Aber in dem Artikel werden auch eher skeptische Stimmen zitiert: »Etwas vorsichtiger äußerte sich IZA-Direktor Schneider. Während ein zu geringer Finanzpuffer in Abschwungphasen zu einer Erhöhung der Beiträge und damit einer Verschärfung der Probleme am Arbeitsmarkt beitrage, wecke ein zu großes Finanzpolster die Versuchungen der Politik, „die vorhandenen Mittel für sachfremde Wohltaten zu verwenden“. Deshalb könne man über Beitragssenkungen erst nachdenken, wenn das finanzielle Polster größer sei als das, was man im Abschwung brauche.
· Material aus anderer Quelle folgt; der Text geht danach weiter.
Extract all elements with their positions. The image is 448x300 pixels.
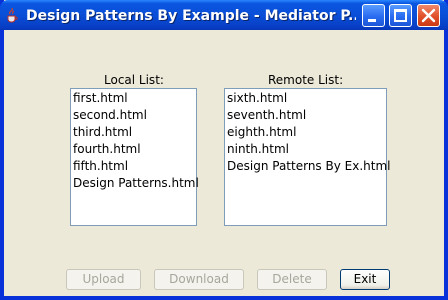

Aus dem Verwaltungsrat der Arbeitsagentur ist zu vernehmen, dass noch deutlich mehr als die bislang gesparten 11 Milliarden Euro nötig seien, damit die Arbeitslosenversicherung ähnlich autonom durch künftige Krisen komme wie durch die Rezession 2008/2009.«

Wie dem auch sei, die Diskussion über eine Beitragssatzsenkung nimmt derzeit Fahrt auf: »Angesichts hohe Überschüsse bei der Bundesagentur für Arbeit plädieren Politiker von SPD und Union für eine Entlastung der Beschäftigten«, berichtet die FAZ: Koalition prüft Beitragssenkung bei Arbeitslosenversicherung.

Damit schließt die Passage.